Net DNA synthesis catalysed by calf thymus DNA polymerase beta.

ABSTRACT

1. The amounts of deoxynucleotides incorporated during an extensive replication by DNA polymerase alpha into poly(dA)-oligo(dT)12-18 and damaged DNA containing 2.5 incisions per molecule and 3.7% single-stranded DNA, corresponded to the amounts of non-complexed poly(dA) and single-stranded fraction of DNA, respectively. The amounts of the corresponding DNA polymerase beta products were several times higher.
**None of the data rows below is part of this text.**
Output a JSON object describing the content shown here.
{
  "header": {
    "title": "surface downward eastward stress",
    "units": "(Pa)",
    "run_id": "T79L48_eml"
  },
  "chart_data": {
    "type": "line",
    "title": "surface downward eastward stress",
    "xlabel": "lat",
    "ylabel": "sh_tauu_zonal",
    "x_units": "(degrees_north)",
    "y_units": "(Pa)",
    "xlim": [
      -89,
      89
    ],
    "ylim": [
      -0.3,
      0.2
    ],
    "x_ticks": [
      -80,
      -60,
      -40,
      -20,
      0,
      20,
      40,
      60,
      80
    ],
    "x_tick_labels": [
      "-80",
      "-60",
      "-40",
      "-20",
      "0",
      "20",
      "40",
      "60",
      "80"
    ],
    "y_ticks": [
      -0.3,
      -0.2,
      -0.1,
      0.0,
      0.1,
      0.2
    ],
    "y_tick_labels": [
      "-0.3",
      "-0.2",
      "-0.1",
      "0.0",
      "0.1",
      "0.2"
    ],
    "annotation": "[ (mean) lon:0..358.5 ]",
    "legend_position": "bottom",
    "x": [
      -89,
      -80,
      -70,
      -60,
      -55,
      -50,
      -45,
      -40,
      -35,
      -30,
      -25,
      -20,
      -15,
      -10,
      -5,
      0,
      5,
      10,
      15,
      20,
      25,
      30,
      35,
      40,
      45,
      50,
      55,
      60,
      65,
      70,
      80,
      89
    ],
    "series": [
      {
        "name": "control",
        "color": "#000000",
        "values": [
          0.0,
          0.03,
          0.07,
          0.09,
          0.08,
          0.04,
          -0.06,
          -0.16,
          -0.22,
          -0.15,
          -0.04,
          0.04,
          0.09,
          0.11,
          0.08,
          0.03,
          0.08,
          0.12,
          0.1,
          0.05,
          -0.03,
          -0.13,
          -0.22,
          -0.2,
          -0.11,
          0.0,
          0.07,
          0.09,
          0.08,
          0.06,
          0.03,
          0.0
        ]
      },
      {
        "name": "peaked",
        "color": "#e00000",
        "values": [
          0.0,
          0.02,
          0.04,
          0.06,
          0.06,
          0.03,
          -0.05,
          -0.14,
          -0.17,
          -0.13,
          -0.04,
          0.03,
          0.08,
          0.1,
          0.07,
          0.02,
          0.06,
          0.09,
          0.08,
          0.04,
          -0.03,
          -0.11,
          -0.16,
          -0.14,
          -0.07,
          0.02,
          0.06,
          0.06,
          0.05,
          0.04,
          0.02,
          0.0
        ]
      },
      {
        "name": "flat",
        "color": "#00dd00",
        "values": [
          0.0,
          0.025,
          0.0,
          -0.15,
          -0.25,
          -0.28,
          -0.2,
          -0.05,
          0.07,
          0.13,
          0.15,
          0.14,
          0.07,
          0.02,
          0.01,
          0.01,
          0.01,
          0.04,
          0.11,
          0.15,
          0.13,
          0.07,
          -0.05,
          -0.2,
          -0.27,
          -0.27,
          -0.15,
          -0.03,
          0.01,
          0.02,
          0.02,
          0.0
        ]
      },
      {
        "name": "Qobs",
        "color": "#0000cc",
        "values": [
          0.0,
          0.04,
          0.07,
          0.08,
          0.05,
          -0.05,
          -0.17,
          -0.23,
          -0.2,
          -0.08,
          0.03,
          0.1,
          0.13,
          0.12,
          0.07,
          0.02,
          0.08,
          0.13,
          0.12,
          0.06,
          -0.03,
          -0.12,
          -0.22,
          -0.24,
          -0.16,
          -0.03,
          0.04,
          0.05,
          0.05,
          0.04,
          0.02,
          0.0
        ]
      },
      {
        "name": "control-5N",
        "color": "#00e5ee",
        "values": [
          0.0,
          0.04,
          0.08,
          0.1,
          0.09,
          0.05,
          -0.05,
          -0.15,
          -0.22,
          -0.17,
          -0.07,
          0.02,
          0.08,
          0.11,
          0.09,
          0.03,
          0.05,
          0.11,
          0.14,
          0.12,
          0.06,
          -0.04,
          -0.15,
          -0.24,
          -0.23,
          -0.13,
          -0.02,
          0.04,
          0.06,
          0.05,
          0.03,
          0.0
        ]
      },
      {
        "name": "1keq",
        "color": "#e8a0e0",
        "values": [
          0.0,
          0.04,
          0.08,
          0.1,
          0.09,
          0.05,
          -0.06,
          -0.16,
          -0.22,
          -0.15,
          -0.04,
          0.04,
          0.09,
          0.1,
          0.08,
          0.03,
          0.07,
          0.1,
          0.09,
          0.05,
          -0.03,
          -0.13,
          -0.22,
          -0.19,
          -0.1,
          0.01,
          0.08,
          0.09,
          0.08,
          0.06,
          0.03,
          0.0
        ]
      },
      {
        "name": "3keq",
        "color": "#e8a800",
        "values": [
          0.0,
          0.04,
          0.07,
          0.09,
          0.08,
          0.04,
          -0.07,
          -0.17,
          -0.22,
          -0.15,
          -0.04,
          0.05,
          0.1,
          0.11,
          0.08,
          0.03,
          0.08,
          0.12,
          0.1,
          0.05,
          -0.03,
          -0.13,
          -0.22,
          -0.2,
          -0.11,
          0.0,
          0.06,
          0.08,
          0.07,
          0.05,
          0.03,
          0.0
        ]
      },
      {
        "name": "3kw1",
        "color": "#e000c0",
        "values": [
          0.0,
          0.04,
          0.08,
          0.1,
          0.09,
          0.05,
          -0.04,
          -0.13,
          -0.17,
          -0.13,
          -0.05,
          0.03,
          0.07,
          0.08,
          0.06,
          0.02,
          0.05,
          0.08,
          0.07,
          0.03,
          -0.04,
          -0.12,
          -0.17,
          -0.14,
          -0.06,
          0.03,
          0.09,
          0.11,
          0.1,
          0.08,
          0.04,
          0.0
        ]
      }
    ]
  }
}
In the case of activated DNA they exceeded input DNA. The DNA polymerase beta reaction on this template was continued till substrate exhaustion. 2. The reaction of DNA polymerase beta with activated DNA, leading to net DNA synthesis, was template-directed, required Mg2+ and four deoxynucleoside triphosphates; was not inhibited by DNA polymerase alpha inhibitors, but was sensitive to 2',3'-dideoxythymidine triphosphate. The DNA product was completely digestable by DNAse I and showed a base ratio typical of calf thymus DNA. 3. The essential difference in the reaction mechanism between DNA polymerase alpha and beta suggests the ability of the latter enzyme to synthesize DNA with displacement of the non-replicated strand.